Rectifié 2 mm contre non rectifié 3 mm et plus
La distinction rectifié contre non rectifié commande directement le choix du croisillon. Un carreau rectifié a été usiné sur ses quatre chants après cuisson, ce qui lui donne des arêtes parfaitement droites et calibrées au dixième de millimètre : il autorise donc un joint fin de 2 mm, très apprécié pour son rendu contemporain et quasi continu. Un carreau non rectifié conserve un bord légèrement arrondi et des dimensions plus variables d'une pièce à l'autre (jusqu'à 1 mm d'écart) ; il réclame impérativement un joint de 3 mm minimum, voire 4 mm, pour absorber ces tolérances de calibre. Tenter de poser du non rectifié à 2 mm aboutit fatalement à des joints irréguliers et à des carreaux qui se chevauchent par endroits. Vérifiez toujours la mention sur l'emballage avant de choisir l'épaisseur de vos croisillons.
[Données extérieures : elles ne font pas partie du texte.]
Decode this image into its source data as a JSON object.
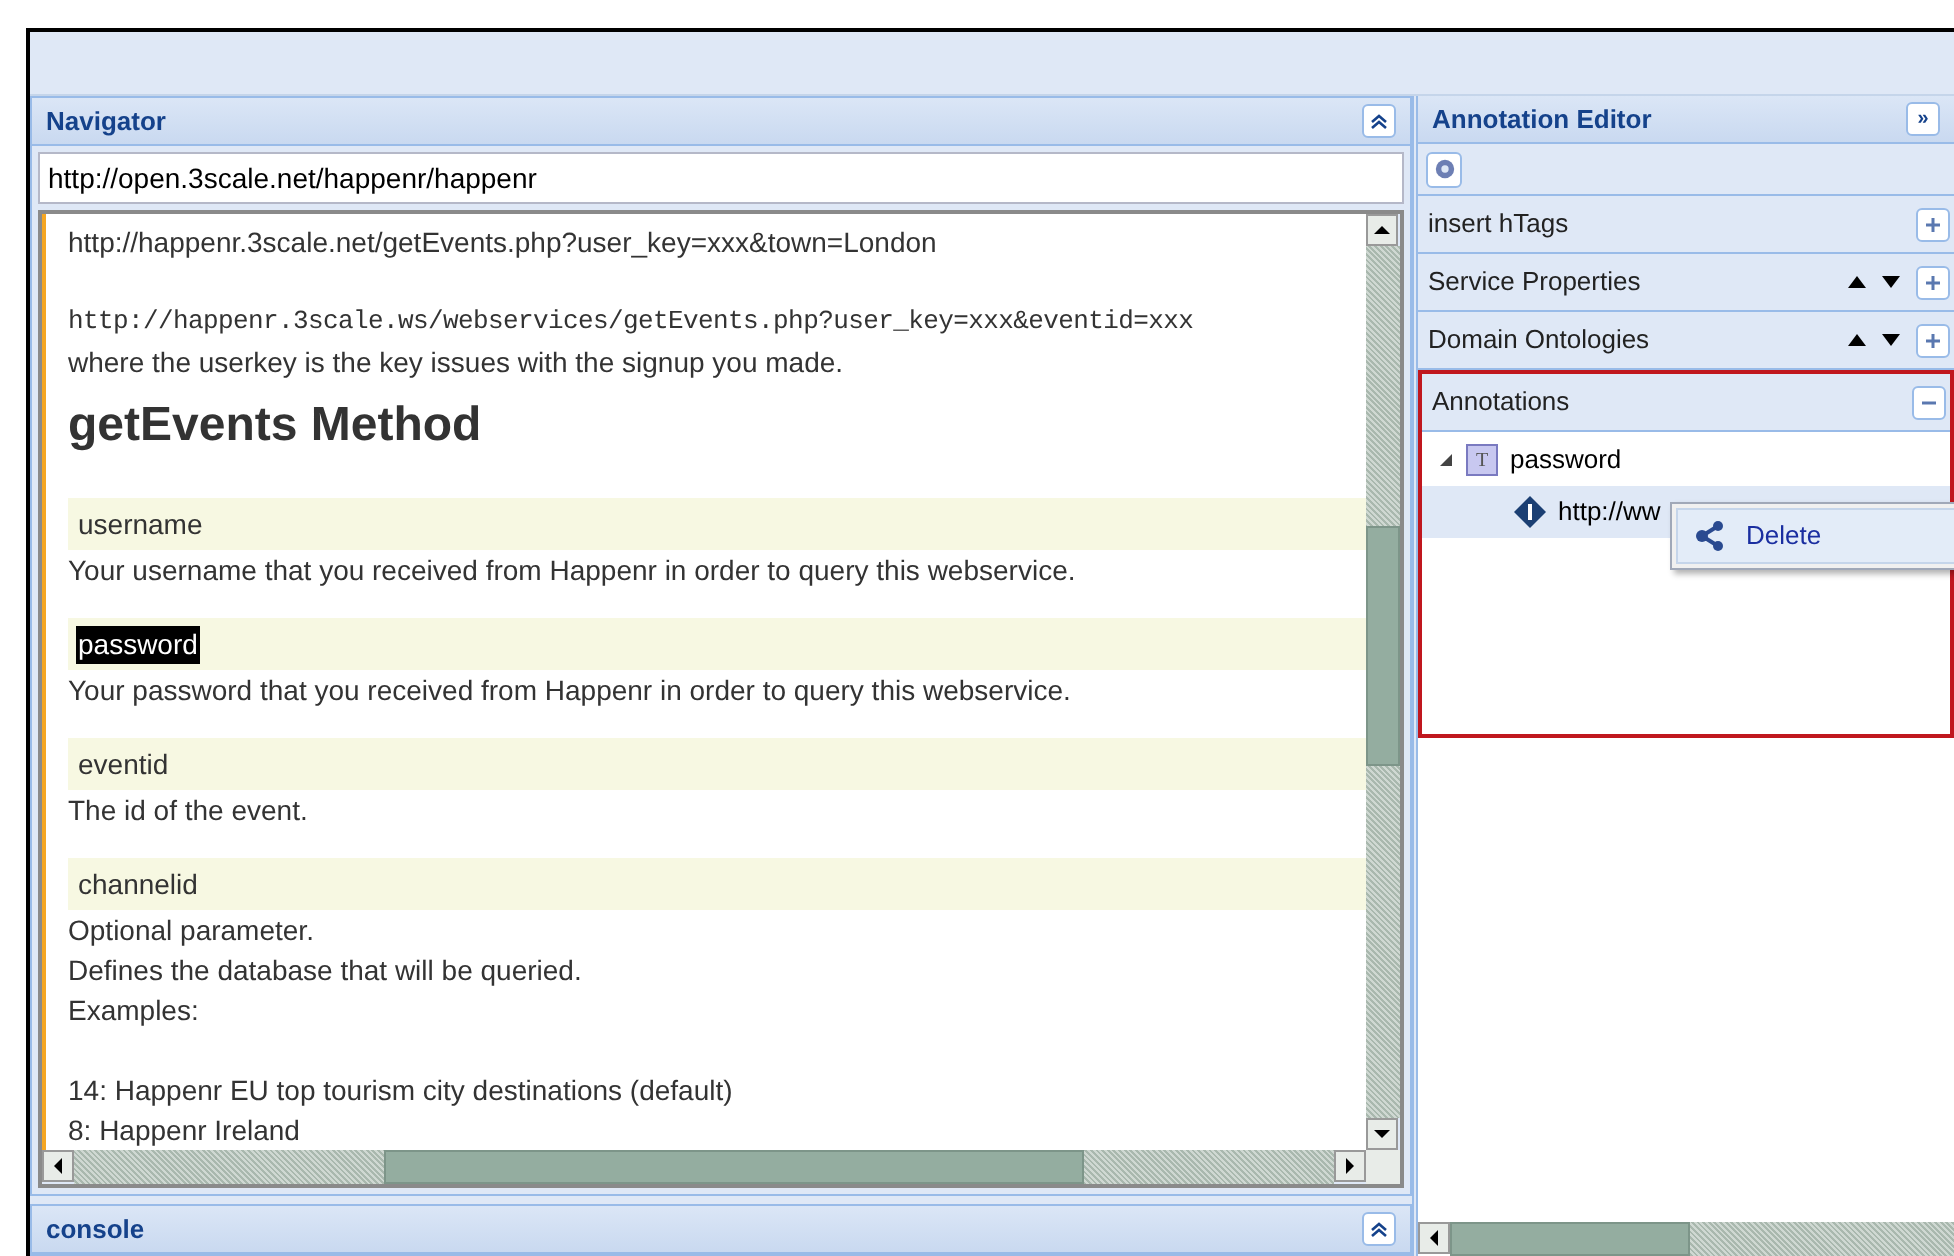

Croisillons noyés et défauts de planéité à proscrire
Les croisillons noyés dans le joint constituent l'erreur la plus répandue et la plus tenace. Laisser un croisillon à plat affleurer la surface ou rester juste sous le mortier de joint crée un point dur qui ressort en relief ou en variation de teinte une fois le jointoiement sec : impossible à corriger sans tout déposer. De même, négliger la planéité en se reposant uniquement sur les croisillons (qui gèrent l'écartement, pas la hauteur) génère du lippage, ces décrochés d'arête à arête particulièrement dangereux en circulation. Contrôlez systématiquement le niveau à la règle de 2 m et utilisez des cales autonivelantes dès que le format dépasse 45 cm. Enfin, ne réutilisez jamais un croisillon déformé par la colle séchée : son épaisseur n'est plus fiable et il fausse l'alignement de tout le rang suivant, ruinant la régularité recherchée.